Vine de una infancia donde lo obvio era ser como los demás, sin embargo, todo comenzó a trillar un nuevo rumbo cuando surgieron las primeras manchas. Para mi madre, probablemente sería algo normal de niño, algo que viene y se va, pero con el pasar de los días y de las semanas, la situación estaba empeorando. Lo que parecía ser simple era en realidad una enfermedad rara que estaba apoderándose de mi cuerpo, una dermatitis atópica. Entonces, comenzó la tortura de buscar en los médicos la cura, ¡y nada! Los tratamientos y los medicamentos poco a poco se iban volviendo insuficientes para resolver mi problema crónico, hasta que mi madre se convenció de que tendría que convivir con eso para siempre en mi piel.
A los 11 años comenzaron los síntomas de depresión y una profunda angustia por la situación. Hubo días en los que de tanto rascarme la región lesionada me quedaba en carne viva. Era un tormento para mí.
Obispo, no fue fácil tener que convivir con eso. A medida que crecía, los sueños y los planes se iban perdiendo de mis manos. Estaba volviéndome acomplejada, insegura y totalmente desmotivada. Después tuve anorexia, ya que no me alimentaba más, llegando a pesar 28 kg. Conforme la enfermedad se iba esparciendo, fui obligada a usar solamente ropa que cubriera mis brazos y piernas. Con eso vino el síndrome del pánico, las visiones de bultos y las audiciones de voces, al punto de no lograr estar sola ni siquiera en el baño.
Recuerdo que me volví una persona totalmente agresiva, ofendiendo inclusive a mis propios padres. En realidad, los culpaba también por eso. Llegué a tomar diariamente diversos remedios bajo receta archivada, como Gardenal, Diazepan, Rivotril y otros para aliviar mi dolor.
Decidí entonces buscar en las amistades un aliento para ese sufrimiento. Intenté camuflar ante todos mi caso, demostrando ser totalmente normal. Creía que esos momentos serían buenos para hacerme olvidar un poco mi sufrimiento. Fue entonces que vinieron las discotecas, los bailes funk, el disfrutar, las farras y las bebidas. Estuve con varios muchachos que jamás se imaginaron mi situación. Solo que las bebidas, mezcladas con los efectos de los remedios controlados, causaron efectos terribles empeorando lo que ya era pésimo.
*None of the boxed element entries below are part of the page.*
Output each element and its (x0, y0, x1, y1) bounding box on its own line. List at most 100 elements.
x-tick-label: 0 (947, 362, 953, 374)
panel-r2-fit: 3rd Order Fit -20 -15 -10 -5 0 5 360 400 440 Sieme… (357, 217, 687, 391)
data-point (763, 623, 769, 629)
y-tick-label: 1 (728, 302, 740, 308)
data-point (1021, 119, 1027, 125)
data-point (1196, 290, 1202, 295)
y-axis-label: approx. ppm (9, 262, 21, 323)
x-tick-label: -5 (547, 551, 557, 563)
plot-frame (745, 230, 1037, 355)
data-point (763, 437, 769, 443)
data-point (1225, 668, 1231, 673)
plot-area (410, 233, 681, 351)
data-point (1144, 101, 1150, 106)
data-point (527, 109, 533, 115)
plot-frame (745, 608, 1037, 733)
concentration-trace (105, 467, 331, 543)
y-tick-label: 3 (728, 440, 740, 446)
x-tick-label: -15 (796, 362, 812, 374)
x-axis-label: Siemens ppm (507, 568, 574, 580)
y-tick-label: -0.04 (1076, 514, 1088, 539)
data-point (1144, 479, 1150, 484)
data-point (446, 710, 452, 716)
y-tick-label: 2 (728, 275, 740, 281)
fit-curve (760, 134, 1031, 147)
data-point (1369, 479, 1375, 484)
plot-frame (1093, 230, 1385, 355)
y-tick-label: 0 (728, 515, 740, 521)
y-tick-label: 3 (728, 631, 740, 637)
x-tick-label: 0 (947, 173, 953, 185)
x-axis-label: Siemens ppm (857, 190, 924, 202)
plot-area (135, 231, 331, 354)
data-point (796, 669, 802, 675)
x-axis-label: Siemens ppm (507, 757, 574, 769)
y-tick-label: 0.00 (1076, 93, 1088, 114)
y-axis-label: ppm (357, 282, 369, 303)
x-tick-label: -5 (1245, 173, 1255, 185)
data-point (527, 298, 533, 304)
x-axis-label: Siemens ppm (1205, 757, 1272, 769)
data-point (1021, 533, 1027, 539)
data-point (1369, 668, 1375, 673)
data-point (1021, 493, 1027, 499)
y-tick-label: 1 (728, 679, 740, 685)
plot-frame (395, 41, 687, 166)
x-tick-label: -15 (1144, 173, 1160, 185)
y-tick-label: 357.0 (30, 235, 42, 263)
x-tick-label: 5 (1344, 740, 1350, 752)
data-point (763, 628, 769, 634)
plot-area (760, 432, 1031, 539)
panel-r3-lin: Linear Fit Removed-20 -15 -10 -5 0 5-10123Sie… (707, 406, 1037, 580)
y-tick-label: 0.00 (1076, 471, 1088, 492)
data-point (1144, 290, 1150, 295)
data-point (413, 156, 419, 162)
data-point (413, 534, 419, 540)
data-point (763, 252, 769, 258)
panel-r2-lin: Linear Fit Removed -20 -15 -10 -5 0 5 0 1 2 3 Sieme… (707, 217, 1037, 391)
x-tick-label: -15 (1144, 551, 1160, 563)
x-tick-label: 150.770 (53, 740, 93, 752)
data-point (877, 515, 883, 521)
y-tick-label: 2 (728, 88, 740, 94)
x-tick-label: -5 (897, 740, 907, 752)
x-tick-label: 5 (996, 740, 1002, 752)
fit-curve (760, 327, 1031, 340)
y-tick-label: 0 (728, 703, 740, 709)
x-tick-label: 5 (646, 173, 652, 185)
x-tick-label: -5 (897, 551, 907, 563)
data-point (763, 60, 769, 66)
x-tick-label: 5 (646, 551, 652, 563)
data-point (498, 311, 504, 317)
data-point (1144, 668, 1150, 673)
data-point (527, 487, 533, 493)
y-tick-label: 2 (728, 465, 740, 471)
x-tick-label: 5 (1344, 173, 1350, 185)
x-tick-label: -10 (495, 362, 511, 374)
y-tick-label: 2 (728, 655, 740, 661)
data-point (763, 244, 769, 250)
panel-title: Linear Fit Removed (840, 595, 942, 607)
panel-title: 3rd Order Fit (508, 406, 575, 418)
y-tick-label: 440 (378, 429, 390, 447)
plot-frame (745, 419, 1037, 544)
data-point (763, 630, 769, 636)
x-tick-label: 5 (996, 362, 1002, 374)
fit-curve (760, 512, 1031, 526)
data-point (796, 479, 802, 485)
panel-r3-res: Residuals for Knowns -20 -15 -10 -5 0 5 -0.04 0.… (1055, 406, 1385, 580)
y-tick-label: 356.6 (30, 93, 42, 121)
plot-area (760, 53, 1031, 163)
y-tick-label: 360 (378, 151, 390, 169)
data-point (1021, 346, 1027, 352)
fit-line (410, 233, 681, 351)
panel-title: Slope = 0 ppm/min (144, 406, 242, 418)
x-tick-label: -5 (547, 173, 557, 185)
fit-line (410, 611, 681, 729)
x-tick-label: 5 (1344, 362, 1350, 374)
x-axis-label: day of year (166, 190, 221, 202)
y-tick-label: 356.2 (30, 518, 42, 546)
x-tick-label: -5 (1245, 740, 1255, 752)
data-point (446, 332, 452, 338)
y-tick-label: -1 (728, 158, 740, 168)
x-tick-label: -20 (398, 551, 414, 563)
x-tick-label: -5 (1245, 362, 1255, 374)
Siendo así, mis padres decidieron que internarme era la mejor alternativa, ya que los médicos dijeron que yo no tenía más condiciones de trabajar ni de estudiar. Fue un verdadero fondo de pozo. Y, para mi decepción, aquellos que decían que eran mis amigos, al descubrirlo, se alejaron de mí. ¡Así mismo! Todos aquellos en los que había depositado mi esperanza de mejores momentos, me dieron la espalda cuando más los necesitaba. Desilusionada con todo y con todos, solo pensaba en matarme, ya que no tenía más placer en la vida, además, ¿qué vida?
Fue en esa época que una obrera me evangelizó en el hospital, mostrándome que eso era tan simple de resolver, y le dije: “¿Simple? Estoy en este infierno hace 16 años de mi vida, ¿y cómo me dice que es simple?”
En pocas palabras me mostró que sufrí durante tanto tiempo por no haber buscado ayuda en la Persona indicada. Decidí entonces ir a la Universal y, créalo, ¡lo que no logré en toda mi vida, lo alcancé en solo una semana! Fue I-N-C-R-E-Í-B-L-E lo que Dios hizo por mí. Poco a poco las lesiones fueron disminuyendo, mi miedo y mi depresión fueron desapareciendo y en poco tiempo vino de manos de los médicos el laudo: ¡la cura! Y eso fue solo el principio, ya que poco a poco fui cambiando en mi interior y enseguida tuve la mayor experiencia de mi vida: mi encuentro con Dios.
Hoy soy una nueva mujer. Una nueva joven que descubrió Quién realmente es Amigo de verdad. Soy feliz, amo a mis padres, soy obrera y, por encima de todo, soy una prueba más de que el milagro no es una cosa del pasado. Realmente parecía imposible que yo cambiara, ¡pero cambié!